Le ministère de la Sécurité publique du Québec, selon certaines sources, serait favorable à une telle réforme.  On prétend que l’uniformisation et la professionnalisation du métier en seraient bonifiées.   

Mais quel réel avantage en découlerait?  Plusieurs municipalités de moins de 50 000 habitants se plaignent déjà des services de la SQ sur leurs territoires.  Cela diminue les coûts associés au maintient de l’ordre public, mais la présence policière est moins visible et, par le fait même, moins efficace. 

Il semble évident qu’advenant cette éventualité, la SQ négligera les rues de quartier afin de se concentrer sur les principaux axes routiers. Aussi, il y a le problème des délais d’intervention car les QG locaux de la Sûreté du Québec vont desservir des territoires plus vastes.  

Au niveau éthique, la possibilité d’un tel regroupement soulève des questions.  On se souvient de l’affaire Montebello, dans laquelle la SQ a été prise les « culottes à terre » avec son infiltration maladroite de la troupe de manifestants pacifiques.  Suite à cet incident qui a confirmé les tactiques douteuses de la SQ, on ne devrait même pas songer à étendre le mandat de ce service de police.

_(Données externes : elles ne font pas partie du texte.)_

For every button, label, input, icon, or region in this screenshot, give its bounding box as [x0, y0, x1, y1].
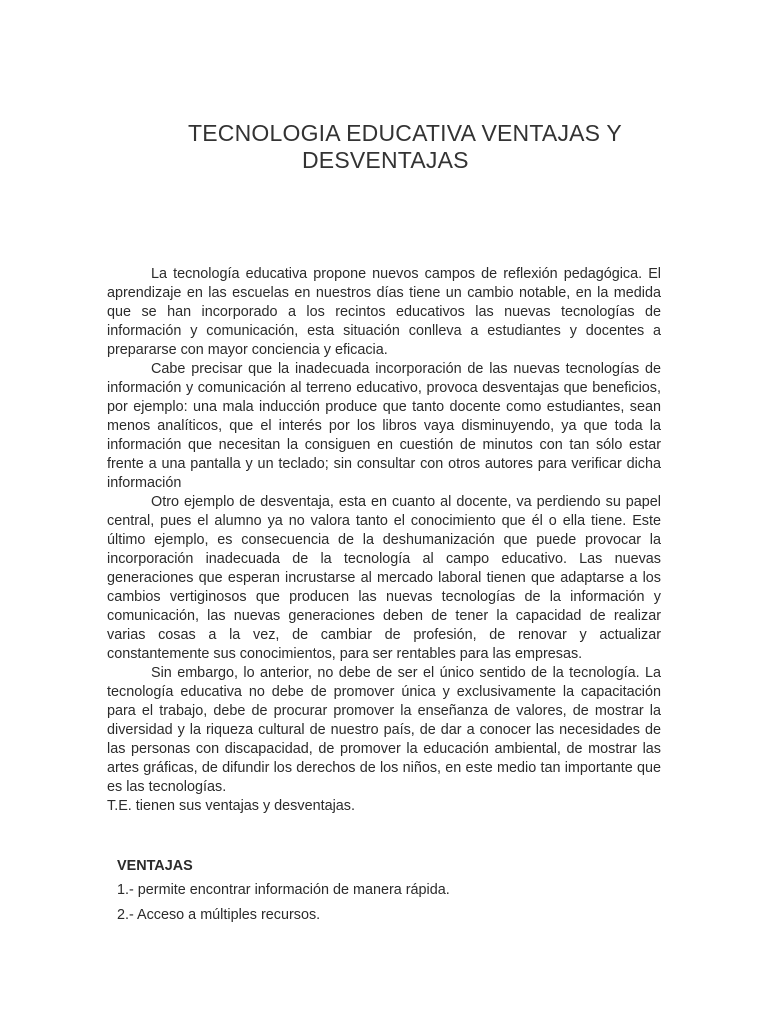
- body-text: [107, 265, 661, 816]
- paragraph: Cabe precisar que la inadecuada incorporación de las nuevas tecnologías de información y comunicación al terreno educativo, provoca desventajas que beneficios, por ejemplo: una mala inducción produce que tanto docente como estudiantes, sean menos analíticos, que el interés por los libros vaya disminuyendo, ya que toda la información que necesitan la consiguen en cuestión de minutos con tan sólo estar frente a una pantalla y un teclado; sin consultar con otros autores para verificar dicha información: [107, 361, 661, 491]
- page-title: [0, 120, 768, 174]
- paragraph: La tecnología educativa propone nuevos campos de reflexión pedagógica. El aprendizaje en las escuelas en nuestros días tiene un cambio notable, en la medida que se han incorporado a los recintos educativos las nuevas tecnologías de información y comunicación, esta situación conlleva a estudiantes y docentes a prepararse con mayor conciencia y eficacia.: [107, 266, 661, 358]
- list-item: 1.- permite encontrar información de manera rápida.: [117, 882, 450, 898]
- title-line-2: DESVENTAJAS: [302, 147, 469, 173]
- ventajas-section: [117, 857, 677, 931]
- ventajas-list: [117, 881, 677, 925]
- paragraph: Otro ejemplo de desventaja, esta en cuanto al docente, va perdiendo su papel central, pues el alumno ya no valora tanto el conocimiento que él o ella tiene. Este último ejemplo, es consecuencia de la deshumanización que puede provocar la incorporación inadecuada de la tecnología al campo educativo. Las nuevas generaciones que esperan incrustarse al mercado laboral tienen que adaptarse a los cambios vertiginosos que producen las nuevas tecnologías de la información y comunicación, las nuevas generaciones deben de tener la capacidad de realizar varias cosas a la vez, de cambiar de profesión, de renovar y actualizar constantemente sus conocimientos, para ser rentables para las empresas.: [107, 494, 661, 662]
- ventajas-heading: VENTAJAS: [117, 858, 193, 874]
- title-line-1: TECNOLOGIA EDUCATIVA VENTAJAS Y: [188, 120, 622, 146]
- closing-line: T.E. tienen sus ventajas y desventajas.: [107, 798, 355, 814]
- list-item: 2.- Acceso a múltiples recursos.: [117, 907, 321, 923]
- paragraph: Sin embargo, lo anterior, no debe de ser el único sentido de la tecnología. La tecnología educativa no debe de promover única y exclusivamente la capacitación para el trabajo, debe de procurar promover la enseñanza de valores, de mostrar la diversidad y la riqueza cultural de nuestro país, de dar a conocer las necesidades de las personas con discapacidad, de promover la educación ambiental, de mostrar las artes gráficas, de difundir los derechos de los niños, en este medio tan importante que es las tecnologías.: [107, 665, 661, 795]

Autre risque à envisager : une perte du contrôle interne des policiers.  La présence d’autres corps de police sur le territoire provincial permet un contrepoids assurant la population d’une transparence policière.  Si la SQ domine l’ensemble du Québec, il est possible qu’on cherche à camoufler des abus, des bavures ou des tentatives de corruption afin de ne pas entacher le service.

En somme, ce projet d’unification des forces d’ordre public à l’avantage de la SQ dans une majorité des municipalités du Québec est une mauvaise idée.  Les monopoles ne sont pas à encourager, particulièrement en ce domaine. S’il est adopté, on se rapprocherait de plus en plus d’un véritable État policier.